Ever taken a wank-bullet? Yup: I have. As in, yes, I’ve taken the blame – on more than one occasion – for someone else dumping a batch of porn on my hard-drive. Traumatic. But more on this later.

I’d had it with Peep Show. Seasons 4 and 5 were dead to me: repetitive rehashes of seasons 1-3, more of the same drudgery about the two loser flatmates, Mark and Jeremy – that diptych of berks who fail, fail again, and fail worse, professionally, romantically and socially, all accompanied by a drone of self-depreciating monologues. Season 6? I’d rather watch Friends, I thought.

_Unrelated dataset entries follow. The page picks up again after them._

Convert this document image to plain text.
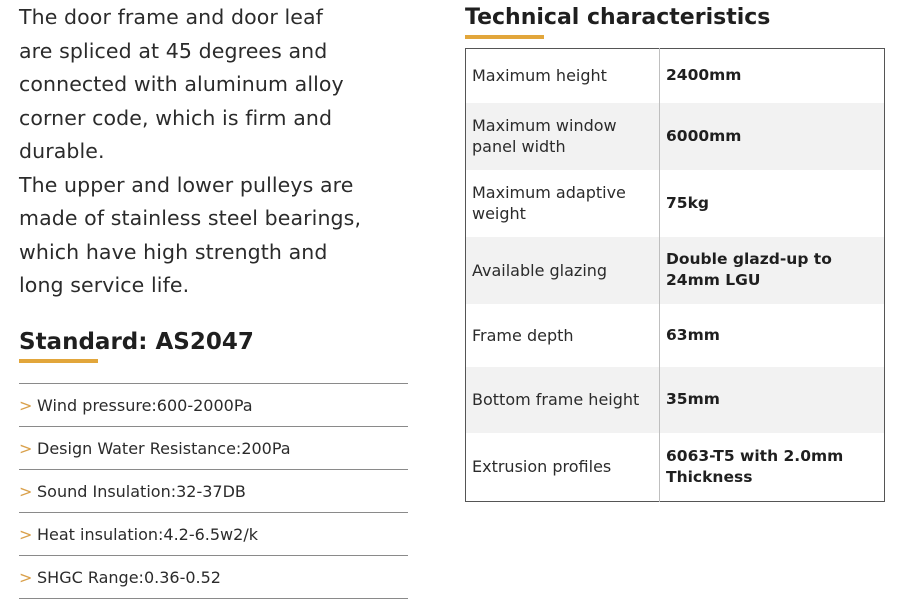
The door frame and door leaf

are spliced at 45 degrees and

connected with aluminum alloy

corner code, which is firm and

durable.

The upper and lower pulleys are

made of stainless steel bearings,

which have high strength and

long service life.

Standard: AS2047
> Wind pressure:600-2000Pa
> Design Water Resistance:200Pa
> Sound Insulation:32-37DB
> Heat insulation:4.2-6.5w2/k
> SHGC Range:0.36-0.52
Technical characteristics
Maximum height	2400mm
Maximum window panel width	6000mm
Maximum adaptive weight	75kg
Available glazing	Double glazd-up to 24mm LGU
Frame depth	63mm
Bottom frame height	35mm
Extrusion profiles	6063-T5 with 2.0mm Thickness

But how wrong I was. Not only does Armstrong and Bain’s latest incarnation mark an end to the laughter drought of the previous two series, but it’s a densely-written return to the germane social commentary of the first three seasons that cut apart the web 2.0 generation. And for reasons of space I’ll refine this sweeping assertion to just one word: wank-bullets. I’m talking about wank-bullets.

Because, when, like me, Jez – you know, the taller of the two – saves the reputation of a couple of friends by taking what he ingeniously terms a ‘wank-bullet’ for their web-based transgressions, he sums up our sordid, superficial generation in a word. He’s summarising with one, hilarious epithet the generation that delivered the internet; that coined the phrase “I’m on the train”; that wrote essays on their laptops; that reduced the RSVP to ‘Yes/No/Maybe’; the generation that condensed friendship into covering for a friend’s frustrated jizzing. “Jez,” I mouth at my MacBook Pro, “you Noughties hero.” And he’s even got a little mime-gesture to go with it: a vigorous masturbatory hand-motion followed by a pistol-fist pointed at his temple, Russian-roulette-style. Television gold.

Narrative-wise, nothing is that new: Mark’s having a baby with his ex-wife, Sophie, true, but he’s still a romantic failure; Jez is once more having an ill-fated affair with an exotic but attached woman; and they both lose their jobs, several times. But the chuckles are back. Take the scene of the series: Super Hans – surely the least paternal crack addict on the box – reveals he’s been the proud father of twins for several years. Twins? “Yeah, the twins. The fucking twins.” And how old are they, Super Hans? “Dunno. About seven. What’s ‘fünf’ in English?”

Genius. Dump this on my hard-drive any day.